ROME - On Sunday, 3 March 2013, sixty-two seminarians of the Pontifical North American College were instituted to the ministry of acolyte during a celebration of the Eucharist. Joshua Barrow and Nicholas Fleming of the Diocese of Providence who are in their second year of theological studies, were among those seminarians instituted.
His Excellency, the Most Reverend Joseph A. Di Noia O.P. vice president of the Pontifical Commission Ecclesia Dei, celebrated the Mass and instituted the new acolytes. Among the concelebrants of the Mass were nine Cardinals from the United States, present in Rome for the forthcoming Conclave.
Handing to each seminarian the gold paten used in the celebration of the Eucharist, Archbishop Di Noia said, “Take this vessel of bread for the celebration of the Eucharist.
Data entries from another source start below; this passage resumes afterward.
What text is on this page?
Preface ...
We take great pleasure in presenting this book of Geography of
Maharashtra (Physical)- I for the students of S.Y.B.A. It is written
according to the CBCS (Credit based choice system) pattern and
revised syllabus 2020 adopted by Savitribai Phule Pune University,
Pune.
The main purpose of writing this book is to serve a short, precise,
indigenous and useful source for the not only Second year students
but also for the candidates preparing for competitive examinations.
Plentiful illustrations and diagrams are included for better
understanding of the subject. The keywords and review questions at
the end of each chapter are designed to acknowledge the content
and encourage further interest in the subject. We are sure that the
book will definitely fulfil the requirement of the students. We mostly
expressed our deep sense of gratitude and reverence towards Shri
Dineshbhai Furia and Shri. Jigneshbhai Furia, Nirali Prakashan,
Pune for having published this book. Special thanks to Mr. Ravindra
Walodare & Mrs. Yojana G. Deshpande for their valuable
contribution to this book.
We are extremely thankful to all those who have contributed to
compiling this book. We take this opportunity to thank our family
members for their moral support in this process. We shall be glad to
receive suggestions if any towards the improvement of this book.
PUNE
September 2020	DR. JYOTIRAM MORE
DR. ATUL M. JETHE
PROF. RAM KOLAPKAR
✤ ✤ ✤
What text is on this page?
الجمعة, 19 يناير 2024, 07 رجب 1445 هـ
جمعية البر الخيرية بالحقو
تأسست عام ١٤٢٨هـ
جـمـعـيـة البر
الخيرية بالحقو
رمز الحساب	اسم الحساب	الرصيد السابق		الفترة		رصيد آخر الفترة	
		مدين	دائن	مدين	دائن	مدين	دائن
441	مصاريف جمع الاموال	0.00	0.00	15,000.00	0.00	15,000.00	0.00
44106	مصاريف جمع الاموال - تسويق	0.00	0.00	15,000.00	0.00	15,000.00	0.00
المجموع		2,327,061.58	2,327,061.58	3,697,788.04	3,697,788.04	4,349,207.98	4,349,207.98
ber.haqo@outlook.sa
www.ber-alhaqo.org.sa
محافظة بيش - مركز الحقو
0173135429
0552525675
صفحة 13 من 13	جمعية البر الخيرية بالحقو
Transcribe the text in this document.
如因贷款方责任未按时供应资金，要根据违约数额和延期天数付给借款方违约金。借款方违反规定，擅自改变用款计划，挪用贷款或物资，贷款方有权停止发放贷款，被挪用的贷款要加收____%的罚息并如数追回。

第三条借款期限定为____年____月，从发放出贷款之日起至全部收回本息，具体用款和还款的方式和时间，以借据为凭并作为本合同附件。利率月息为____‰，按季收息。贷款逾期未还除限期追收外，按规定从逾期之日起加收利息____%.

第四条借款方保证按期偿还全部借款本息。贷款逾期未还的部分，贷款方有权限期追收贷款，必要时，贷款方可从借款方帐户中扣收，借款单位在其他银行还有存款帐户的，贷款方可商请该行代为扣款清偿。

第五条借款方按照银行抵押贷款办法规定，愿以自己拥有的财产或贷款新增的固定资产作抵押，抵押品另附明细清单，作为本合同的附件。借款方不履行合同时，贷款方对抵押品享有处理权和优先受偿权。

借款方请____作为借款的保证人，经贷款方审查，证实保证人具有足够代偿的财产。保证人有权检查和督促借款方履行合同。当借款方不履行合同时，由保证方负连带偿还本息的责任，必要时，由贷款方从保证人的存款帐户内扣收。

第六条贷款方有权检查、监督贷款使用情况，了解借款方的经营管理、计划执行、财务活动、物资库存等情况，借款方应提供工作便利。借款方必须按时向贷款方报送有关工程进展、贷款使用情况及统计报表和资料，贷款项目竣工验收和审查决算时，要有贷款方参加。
Make your lives worthy of your service at the table of the Lord and of his Church.”
In his homily, Archbishop Di Noia explained that through their institution the Church has given the new acolytes the responsibility to assist priests and deacons in carrying out their ministry, and as special ministers to give Holy Communion to the faithful at Mass and to the sick.
Archbishop Di Noia exhorted the newly instituted acolytes to “strive to live more fully by the Lord’s sacrifice and to be conformed ever more perfectly to Christ himself.” His Excellency encouraged the newly instituted acolytes to “strive to understand the deep spiritual meaning of what you do, so that you may offer yourselves daily to God as spiritual sacrifices acceptable to him through Jesus Christ”.
These seminarians have now received both the ministry of lector and acolyte in anticipation of their diaconal, and then priestly, ordination. As the rite indicates, an acolyte is charged with assisting at the celebration of the Eucharist, purifying the sacred vessels and when needed to assist with the distribution of Holy Communion.
The Pontifical North American College, founded in 1859 by Blessed Pius IX, serves as the American house of studies in Rome; where over 5000 of priests have been formed near the heart of the Church for service in dioceses across North America and around the world. The College strengthens the bonds between Rome and local Churches worldwide, and it allows its students to study the Church’s rich religious and cultural heritage at close proximity.